Theo Zwanziger erwägt im Fall einer weiteren juristischen Niederlage im Rechtsstreit mit dem freien Journalisten Jens Weinreich einen Rücktritt als Präsident des Deutschen Fußball-Bundes (DFB). Der DFB hatte Ende November angekündigt, erneut Klage gegen Weinreich einreichen zu wollen, der Zwanziger im Juli dieses Jahres in dem Blog direkter freistoss als "unglaublichen Demagogen" bezeichnet hatte. Dabei ging es um Zwanzigers Aussagen über die zentrale Vermarktung von TV-Rechten. Sowohl das Berliner Landgericht als auch das Kammergericht hatten eine Einstweilige Verfügung des DFB im Frühherbst abgelehnt und die Aussage als "zulässige Meinungsäußerung" angesehen.

Weinreich wiederum hatte eine Einstweilige Verfügung gegen eine DFB-Pressemitteilung erwirkt. Laut Gerichtsbeschluss ist es dem DFB bei Androhung von einem Ordnungsgeld bis zu 250.000 Euro oder Untersuchungshaft unter anderem untersagt, zu behaupten oder zu verbreiten, Weinreich habe Zwanziger "ohne Anlass" einen "unglaublichen Demagogen" genannt.

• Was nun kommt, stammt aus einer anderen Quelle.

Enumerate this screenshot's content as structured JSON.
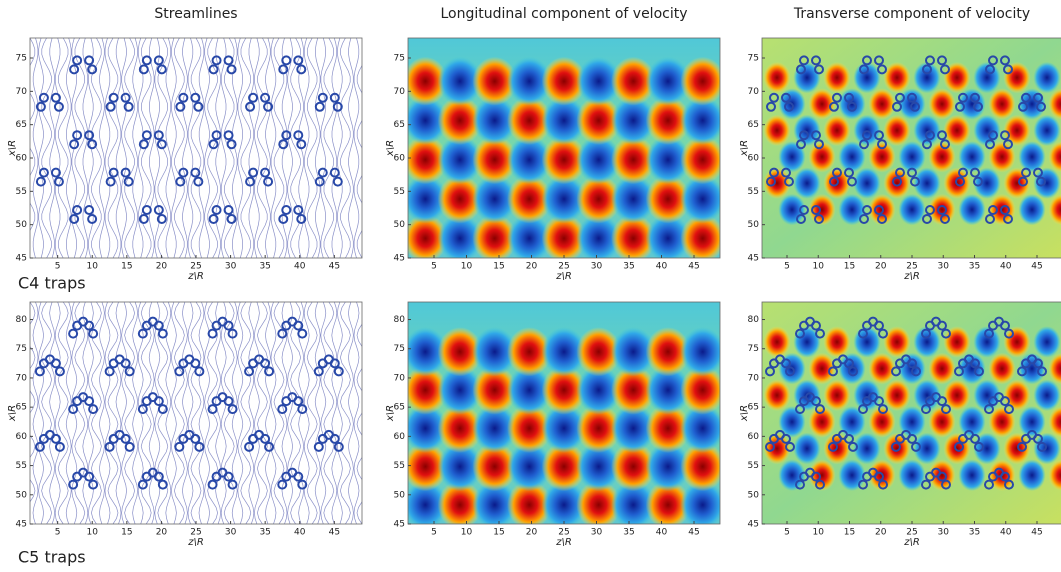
{
  "column_titles": [
    "Streamlines",
    "Longitudinal component of velocity",
    "Transverse component of velocity"
  ],
  "row_labels": [
    "C4 traps",
    "C5 traps"
  ],
  "rows": [
    {
      "xlabel": "z\\R",
      "ylabel": "x\\R",
      "xlim": [
        1,
        49
      ],
      "ylim": [
        45,
        78
      ],
      "xticks": [
        5,
        10,
        15,
        20,
        25,
        30,
        35,
        40,
        45
      ],
      "yticks": [
        45,
        50,
        55,
        60,
        65,
        70,
        75
      ]
    },
    {
      "xlabel": "z\\R",
      "ylabel": "x\\R",
      "xlim": [
        1,
        49
      ],
      "ylim": [
        45,
        83
      ],
      "xticks": [
        5,
        10,
        15,
        20,
        25,
        30,
        35,
        40,
        45
      ],
      "yticks": [
        45,
        50,
        55,
        60,
        65,
        70,
        75,
        80
      ]
    }
  ]
}
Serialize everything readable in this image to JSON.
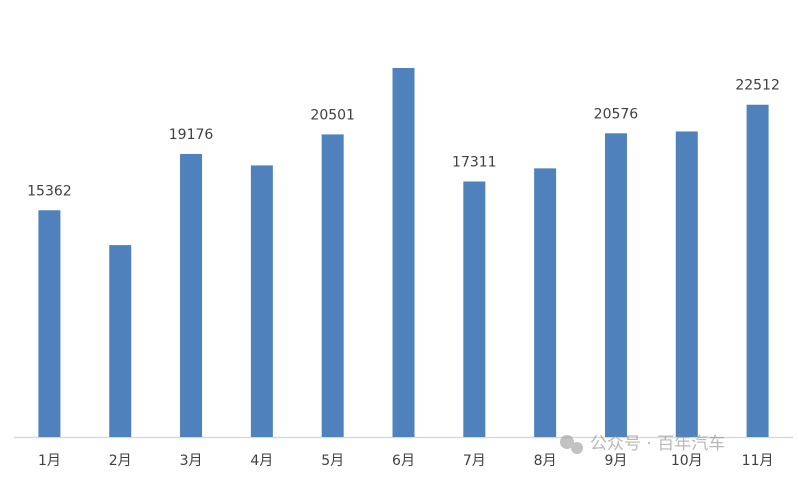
{
  "chart_data": {
    "type": "bar",
    "categories": [
      "1月",
      "2月",
      "3月",
      "4月",
      "5月",
      "6月",
      "7月",
      "8月",
      "9月",
      "10月",
      "11月"
    ],
    "values": [
      15362,
      13000,
      19176,
      18400,
      20501,
      25000,
      17311,
      18200,
      20576,
      20700,
      22512
    ],
    "value_labels": [
      "15362",
      null,
      "19176",
      null,
      "20501",
      null,
      "17311",
      null,
      "20576",
      null,
      "22512"
    ],
    "color": "#4f81bd",
    "watermark": "公众号 · 百年汽车"
  }
}
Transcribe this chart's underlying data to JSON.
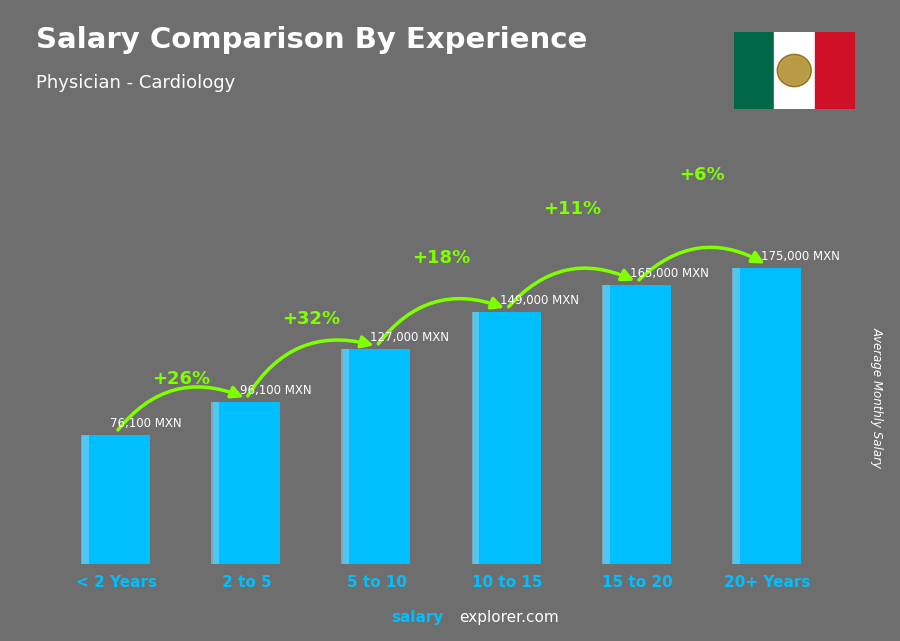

"Das kann ich nicht auf mir sitzen lassen. Es wird ein Urteil geben. Ich werde meine persönliche Ehre nicht auf dem Altar des Amtes opfern", sagte Zwanziger, der klarmachte, dass er nicht bereit ist, in dem Rechtsstreit nur einen Schritt zurückzuweichen. "Wenn das verfassungsrechtlich zulässig ist, werde ich sehr ernsthaft erwägen, ob ich dieses Amt weiterführe", erklärte der 63-Jährige am Rande einer Pressekonferenz des DFB in Frankfurt/Main. 

"Ich kann die Aussage Zwanzigers nicht nachvollziehen", sagte Jens Weinreich der dpa nach der heftigen Reaktion des DFB-Präsidenten. "Am juristischen Sachverhalt ändert das nichts."

Zwanziger trifft sich morgen mit dem DFB-Anwalt Christian Schertz, um das weitere Vorgehen abzustimmen. Nach Angaben von DFB-Sprecher Harald Stenger ist noch keine Entscheidung über den Gerichtsstand gefallen. Zwanziger ist seit September 2006 alleiniger DFB-Präsident.

Der 43-jährige Journalist aus Wandlitz hat in seinem Blog den Verlauf der Prozesse und der Debatte lückenlos dokumentiert. Zwanziger hatte sich in einem Interview mit ZEIT ONLINE im November zu diesem Fall geäußert. Unter anderem hatte er gesagt: "Ich bin kein Prozesshansel."